Hands-On GPU：Accelerated Computer Vision with OpenCV and CUDA

上QQ阅读APP看书，第一时间看更新

Constant memory

The CUDA language makes another type of memory available to the programmer, which is known as constant memory. NVIDIA hardware provides 64 KB of this constant memory, which is used to store data that remains constant throughout the execution of the kernel. This constant memory is cached on-chip so that the use of constant memory instead of global memory can speed up execution. The use of constant memory will also reduce memory bandwidth to the device's global memory. In this section, we will see how to use constant memory in CUDA programs. A simple program that performs a simple math operation, a*x + b, where a and b are constants, is taken as an example. The kernel function code for this program is shown as follows:

#include "stdio.h"
#include<iostream>
#include <cuda.h>
#include <cuda_runtime.h>

//Defining two constants
__constant__ int constant_f;
__constant__ int constant_g;
#define N 5

//Kernel function for using constant memory 
__global__ void gpu_constant_memory(float *d_in, float *d_out) 
{
  //Getting thread index for current kernel
  int tid = threadIdx.x; 
  d_out[tid] = constant_f*d_in[tid] + constant_g;
}

Constant memory variables are defined using the __constant__ keyword. In the preceding code, two float variables, constant_f and constant_g, are defined as constants that will not change throughout the kernel's execution. The second thing to note is that once variables are defined as constants, they should not be defined again in the kernel function. The kernel function computes a simple mathematical operation using these two constants. There is a special way in which constant variables are copied to memory from the main function. This is shown in the following code:

int main(void) 
{
  //Defining Arrays for host
  float h_in[N], h_out[N];
  //Defining Pointers for device
  float *d_in, *d_out;
  int h_f = 2;
  int h_g = 20;
  
  // allocate the memory on the cpu
  cudaMalloc((void**)&d_in, N * sizeof(float));
  cudaMalloc((void**)&d_out, N * sizeof(float));
  
  //Initializing Array
  for (int i = 0; i < N; i++) 
  {
    h_in[i] = i;
  }
  
  //Copy Array from host to device
  cudaMemcpy(d_in, h_in, N * sizeof(float), cudaMemcpyHostToDevice);
  //Copy constants to constant memory
  cudaMemcpyToSymbol(constant_f, &h_f, sizeof(int),0,cudaMemcpyHostToDevice);
  cudaMemcpyToSymbol(constant_g, &h_g, sizeof(int));

  //Calling kernel with one block and N threads per block
  gpu_constant_memory << <1, N >> >(d_in, d_out);
  
  //Coping result back to host from device memory
  cudaMemcpy(h_out, d_out, N * sizeof(float), cudaMemcpyDeviceToHost);
  
  //Printing result on console
  printf("Use of Constant memory on GPU \n");
  for (int i = 0; i < N; i++) 
  {
    printf("The expression for index %f is %f\n", h_in[i], h_out[i]);
  }
  
  cudaFree(d_in);
  cudaFree(d_out);
  return 0;
}

In the main function, the h_f and h_g constants are defined and initialized on the host, which will be copied to constant memory. The cudaMemcpyToSymbol instruction is used to copy these constants onto constant memory for kernel execution. It has five arguments. First is the destination, which is defined using the __constant__ keyword. Second is the host address, third is the size of the transfer, fourth is memory offset, which is taken as zero, and fifth is the direction of data transfer, which is taken as the host to the device. The last two arguments are optional, and hence they are omitted in the second call to the cudaMemcpyToSymbol instruction.

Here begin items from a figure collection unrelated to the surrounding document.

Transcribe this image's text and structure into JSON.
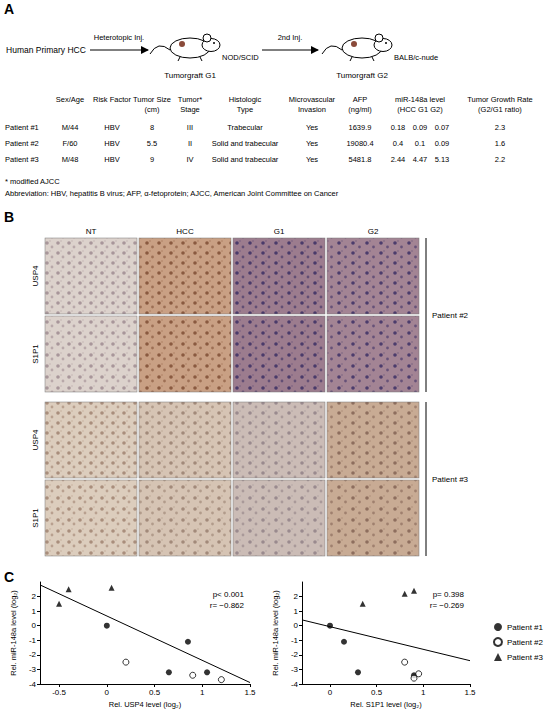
{
  "panel_labels": [
    "A",
    "B",
    "C"
  ],
  "panel_a": {
    "diagram": {
      "source": "Human Primary HCC",
      "step1": "Heterotopic Inj.",
      "host1": "NOD/SCID",
      "graft1": "Tumorgraft G1",
      "step2": "2nd Inj.",
      "host2": "BALB/c-nude",
      "graft2": "Tumorgraft G2"
    },
    "table": {
      "header": [
        [
          "Sex/Age"
        ],
        [
          "Risk Factor"
        ],
        [
          "Tumor Size",
          "(cm)"
        ],
        [
          "Tumor*",
          "Stage"
        ],
        [
          "Histologic",
          "Type"
        ],
        [
          "Microvascular",
          "Invasion"
        ],
        [
          "AFP",
          "(ng/ml)"
        ],
        [
          "miR-148a level",
          "(HCC  G1  G2)"
        ],
        [
          "Tumor Growth Rate",
          "(G2/G1 ratio)"
        ]
      ],
      "rows": [
        [
          "Patient #1",
          "M/44",
          "HBV",
          8,
          "III",
          "Trabecular",
          "Yes",
          1639.9,
          [
            0.18,
            0.09,
            0.07
          ],
          2.3
        ],
        [
          "Patient #2",
          "F/60",
          "HBV",
          5.5,
          "II",
          "Solid and trabecular",
          "Yes",
          19080.4,
          [
            0.4,
            0.1,
            0.09
          ],
          1.6
        ],
        [
          "Patient #3",
          "M/48",
          "HBV",
          9,
          "IV",
          "Solid and trabecular",
          "Yes",
          5481.8,
          [
            2.44,
            4.47,
            5.13
          ],
          2.2
        ]
      ]
    },
    "footnotes": [
      "* modified AJCC",
      "Abbreviation: HBV, hepatitis B virus; AFP, α-fetoprotein; AJCC, American Joint Committee on Cancer"
    ]
  },
  "panel_b": {
    "columns": [
      "NT",
      "HCC",
      "G1",
      "G2"
    ],
    "blocks": [
      {
        "patient": "Patient #2",
        "rows": [
          "USP4",
          "S1P1"
        ]
      },
      {
        "patient": "Patient #3",
        "rows": [
          "USP4",
          "S1P1"
        ]
      }
    ]
  },
  "chart_data": [
    {
      "type": "scatter",
      "x_label": "Rel. USP4 level (log₂)",
      "y_label": "Rel. miR-148a level (log₂)",
      "xlim": [
        -0.7,
        1.5
      ],
      "xticks": [
        -0.5,
        0,
        0.5,
        1,
        1.5
      ],
      "ylim": [
        -4,
        3
      ],
      "yticks": [
        -4,
        -3,
        -2,
        -1,
        0,
        1,
        2
      ],
      "grid": false,
      "legend": false,
      "annotations": [
        "p< 0.001",
        "r= −0.862"
      ],
      "trend_line": {
        "x": [
          -0.7,
          1.5
        ],
        "y": [
          2.8,
          -3.9
        ]
      },
      "series": [
        {
          "name": "Patient #1",
          "marker": "circle",
          "color": "#000000",
          "x": [
            0,
            0.85,
            0.65,
            1.05
          ],
          "values": [
            0,
            -1.1,
            -3.2,
            -3.2
          ]
        },
        {
          "name": "Patient #2",
          "marker": "circle_open",
          "color": "#000000",
          "x": [
            0.2,
            0.9,
            1.2
          ],
          "values": [
            -2.5,
            -3.4,
            -3.7
          ]
        },
        {
          "name": "Patient #3",
          "marker": "triangle",
          "color": "#000000",
          "x": [
            -0.4,
            0.05,
            -0.5
          ],
          "values": [
            2.5,
            2.6,
            1.5
          ]
        }
      ]
    },
    {
      "type": "scatter",
      "x_label": "Rel. S1P1 level (log₂)",
      "y_label": "Rel. miR-148a level (log₂)",
      "xlim": [
        -0.3,
        1.5
      ],
      "xticks": [
        0,
        0.5,
        1,
        1.5
      ],
      "ylim": [
        -4,
        3
      ],
      "yticks": [
        -4,
        -3,
        -2,
        -1,
        0,
        1,
        2
      ],
      "grid": false,
      "legend": "right",
      "annotations": [
        "p= 0.398",
        "r= −0.269"
      ],
      "trend_line": {
        "x": [
          -0.3,
          1.5
        ],
        "y": [
          0.4,
          -2.4
        ]
      },
      "series": [
        {
          "name": "Patient #1",
          "marker": "circle",
          "color": "#000000",
          "x": [
            0,
            0.15,
            0.3,
            0.9
          ],
          "values": [
            0,
            -1.1,
            -3.2,
            -3.4
          ]
        },
        {
          "name": "Patient #2",
          "marker": "circle_open",
          "color": "#000000",
          "x": [
            0.8,
            0.9,
            0.95
          ],
          "values": [
            -2.5,
            -3.6,
            -3.3
          ]
        },
        {
          "name": "Patient #3",
          "marker": "triangle",
          "color": "#000000",
          "x": [
            0.35,
            0.8,
            0.9
          ],
          "values": [
            1.5,
            2.2,
            2.4
          ]
        }
      ]
    }
  ]
}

The output of the code is shown as follows:

One thing to note is that constant memory is a Read-only memory. This example is used just to explain the use of the constant memory from the CUDA program. It is not the optimal use of constant memory. As discussed earlier, constant memory helps in conserving memory bandwidth to global memory. To understand this, you have to understand the concept of warp. One warp is a collection of 32 threads woven together and executed in lockstep. A single read from constant memory can be broadcast to half warp, which can reduce up to 15 memory transactions. Also, constant memory is cached so that memory access to a nearby location will not incur an additional memory transaction. When each half warp, which contains 16 threads, operates on the same memory locations, the use of constant memory saves a lot of execution time. It should also be noted that if half-warp threads use completely different memory locations, then the use of constant memory may increase the execution time. So, the constant memory should be used with proper care.